Persoalan tentang pendidikan
memang tidak akan pernah usai dibahas. Setiap era yang berkembang, di sana ada
pendidikan yang berusaha memodifikasi sistem agar manusianya mampu menyesuaikan.
Korelasi pendidikan dengan dunia usaha memang tidak bisa ditutupi. Sistem
pendidikan selalu berusaha menyelaraskan dan menyiapkan individu-individu
terampil untuk dunia industri. Padahal jika melihat UU Nomor 20 Tahun 2003 Bab
I, Pasal I mengatakan Pendidikan adalah
usaha sadar dan terencana untuk mewujudkan suasana belajar dan proses
pembelajaran agar peserta didik secara aktif mengembangkan potensi dirinya
untuk memiliki kekuatan spiritual keagamaan, pengendalian diri, kepribadian,
kecerdasan, akhlak mulia, serta keterampilan yang diperlukan dirinya,
masyarakat, bangsa, dan negara. Tidak ada gambaran isi yang menyatakan
kalau pendidikan adalah sebuah sistem yang menyiapkan untuk kepentingan dunia
industri.
Sudah paket lengkap, dari
spiritual sampai kepribadian yang awal mulanya berusaha membentuk manusia yang
sadar akan drinya dan sadar menetukan sikap bagaimana kedepannya. Disadari atau
tidak, pendidikan juga berfungsi sebagai media manusia untuk mencari siapa
dirinya melalui pengembangan diri yang berjenjang, makanya dalam pengertian
pendidikan termaktub kalimat yang berbunyi seruan untuk mengeksplorasi dan mengembangkan
potensi, baik lahir dan batinnya. Dari jumlah seluruh siswa di kelas, idealnya
berjumlah empat puluh. Mereka semua tentu tidak mungkin memiliki karakter sama
semua. Dari salah satu mereka tidak bisa dipungkiri memiliki karakter
berbeda-beda, mungkin ada sama, tapi sangat tidak mungkin bisa disamakan semua.

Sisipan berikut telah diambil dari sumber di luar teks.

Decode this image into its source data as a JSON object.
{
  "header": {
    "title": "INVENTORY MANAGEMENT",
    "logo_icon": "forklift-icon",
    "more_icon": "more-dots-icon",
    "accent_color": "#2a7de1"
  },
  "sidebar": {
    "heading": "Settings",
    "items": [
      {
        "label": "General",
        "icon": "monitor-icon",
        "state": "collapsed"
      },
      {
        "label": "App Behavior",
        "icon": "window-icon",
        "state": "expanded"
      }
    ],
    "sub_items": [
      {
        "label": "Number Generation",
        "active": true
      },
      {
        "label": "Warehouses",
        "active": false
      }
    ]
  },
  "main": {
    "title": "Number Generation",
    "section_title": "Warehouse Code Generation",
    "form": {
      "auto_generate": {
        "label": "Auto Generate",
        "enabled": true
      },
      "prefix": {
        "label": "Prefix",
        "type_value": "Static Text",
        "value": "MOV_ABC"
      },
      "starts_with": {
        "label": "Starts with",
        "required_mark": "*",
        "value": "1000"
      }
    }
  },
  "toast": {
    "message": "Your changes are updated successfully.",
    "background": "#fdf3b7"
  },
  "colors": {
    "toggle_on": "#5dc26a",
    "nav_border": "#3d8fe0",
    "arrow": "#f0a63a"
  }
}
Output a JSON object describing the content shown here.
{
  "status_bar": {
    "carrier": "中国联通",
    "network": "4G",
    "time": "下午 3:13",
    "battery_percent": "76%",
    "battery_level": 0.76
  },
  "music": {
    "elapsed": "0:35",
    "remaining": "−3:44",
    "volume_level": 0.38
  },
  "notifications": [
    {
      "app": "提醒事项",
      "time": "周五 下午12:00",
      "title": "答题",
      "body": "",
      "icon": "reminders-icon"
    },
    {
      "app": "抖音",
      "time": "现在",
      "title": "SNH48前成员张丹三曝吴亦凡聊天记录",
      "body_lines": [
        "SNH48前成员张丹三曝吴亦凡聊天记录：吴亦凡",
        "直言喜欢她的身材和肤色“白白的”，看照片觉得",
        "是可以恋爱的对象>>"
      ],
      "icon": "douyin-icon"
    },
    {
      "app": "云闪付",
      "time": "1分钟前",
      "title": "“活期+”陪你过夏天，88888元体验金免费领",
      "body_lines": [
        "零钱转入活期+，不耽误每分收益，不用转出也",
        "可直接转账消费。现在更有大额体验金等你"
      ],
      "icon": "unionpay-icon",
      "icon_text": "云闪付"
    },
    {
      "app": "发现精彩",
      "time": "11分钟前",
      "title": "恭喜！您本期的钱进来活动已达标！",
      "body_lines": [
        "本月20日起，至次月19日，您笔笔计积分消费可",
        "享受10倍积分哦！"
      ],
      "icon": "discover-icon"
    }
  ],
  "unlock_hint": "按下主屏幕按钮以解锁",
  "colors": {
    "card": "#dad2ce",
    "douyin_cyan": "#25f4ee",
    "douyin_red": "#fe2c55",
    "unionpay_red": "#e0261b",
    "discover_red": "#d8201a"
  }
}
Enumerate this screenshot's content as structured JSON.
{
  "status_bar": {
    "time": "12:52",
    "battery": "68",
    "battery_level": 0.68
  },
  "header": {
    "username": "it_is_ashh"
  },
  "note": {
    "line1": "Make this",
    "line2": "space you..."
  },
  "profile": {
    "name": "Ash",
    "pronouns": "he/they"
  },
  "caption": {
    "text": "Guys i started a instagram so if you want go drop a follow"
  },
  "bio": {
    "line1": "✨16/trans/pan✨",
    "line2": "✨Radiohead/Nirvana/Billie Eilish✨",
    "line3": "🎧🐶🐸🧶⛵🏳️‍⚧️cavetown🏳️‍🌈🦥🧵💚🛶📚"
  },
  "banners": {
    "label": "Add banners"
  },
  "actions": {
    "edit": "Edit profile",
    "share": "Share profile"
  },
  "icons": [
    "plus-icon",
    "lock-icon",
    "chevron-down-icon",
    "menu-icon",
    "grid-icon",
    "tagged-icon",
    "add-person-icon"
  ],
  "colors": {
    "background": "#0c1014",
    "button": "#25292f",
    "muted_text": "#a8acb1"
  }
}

Oleh karena itu potensi sangat penting diinformasikan kepada para siswa supaya
mereka paham dan mencari terus menerus apa potensi yang dimilikinya, baik
ketika dibimbing oleh guru, orang tua ataupun dirinya mencari sendiri, mengolah
kemampuan yang ia rasa sudah memiliki
Simbol sekaligus inovator
pendidikan yang dijadikan harapan masyarakat kala ini adalah menteri pendidikan
terbaru kita. Sosok muda penuh inovasi di benaknya, itu ia buktikan dengan perusahaan
Gojek yang berhasil ia rintis, bahkan sekarang Gojek mampu menjadi penopang
perekonomian banyak masyarakat. Umur tiga puluh lima adalah ibarat api
berkobar, masa-masa panas untuk bergerak menciptakan sesuatu yang baru.
Gebrakan-gebrakan itu sudah terlihat, namun jangan lupa, di belakang gebrakan
harusnya juga ada perealisasian yang signifikan dalam penerapannya pula.
Beberapa gebrakan baru itu ia rangkum dalam sistem pendidikan bernama “Merdeka
Belajar”. Jika orang baru pertama kali mendengar gagasan itu, mungkin terlihat
mengesankan karena agak sedikit berbeda dari menteri-menteri sebelumnya. Akan
tetapi merdeka belajar ini merupakan sebuah sistem yang bisa lebih berkembang penerapannya
ketika ditempatkan pada proses pembelajaran. Mengenai program inovasi tersebut,
sebenarnya tidak ada yang baru di dunia pendidikan, jika kita melihat dari
esensi dan subtansi pendidikan yang sesungguhnya yaitu tentang memanusiakan
manusia.
Secara general, penerapan
merdeka belajar bermula dari kesadaran terlebih dahulu. Kesadaran tentang sesungguhnya
para siswa mempunyai multi kemampuan yang beragam. Mereka tidak bisa disamakan
semua. Entah matematika, sains, musik, sastra, seni, dan lain sebagainya.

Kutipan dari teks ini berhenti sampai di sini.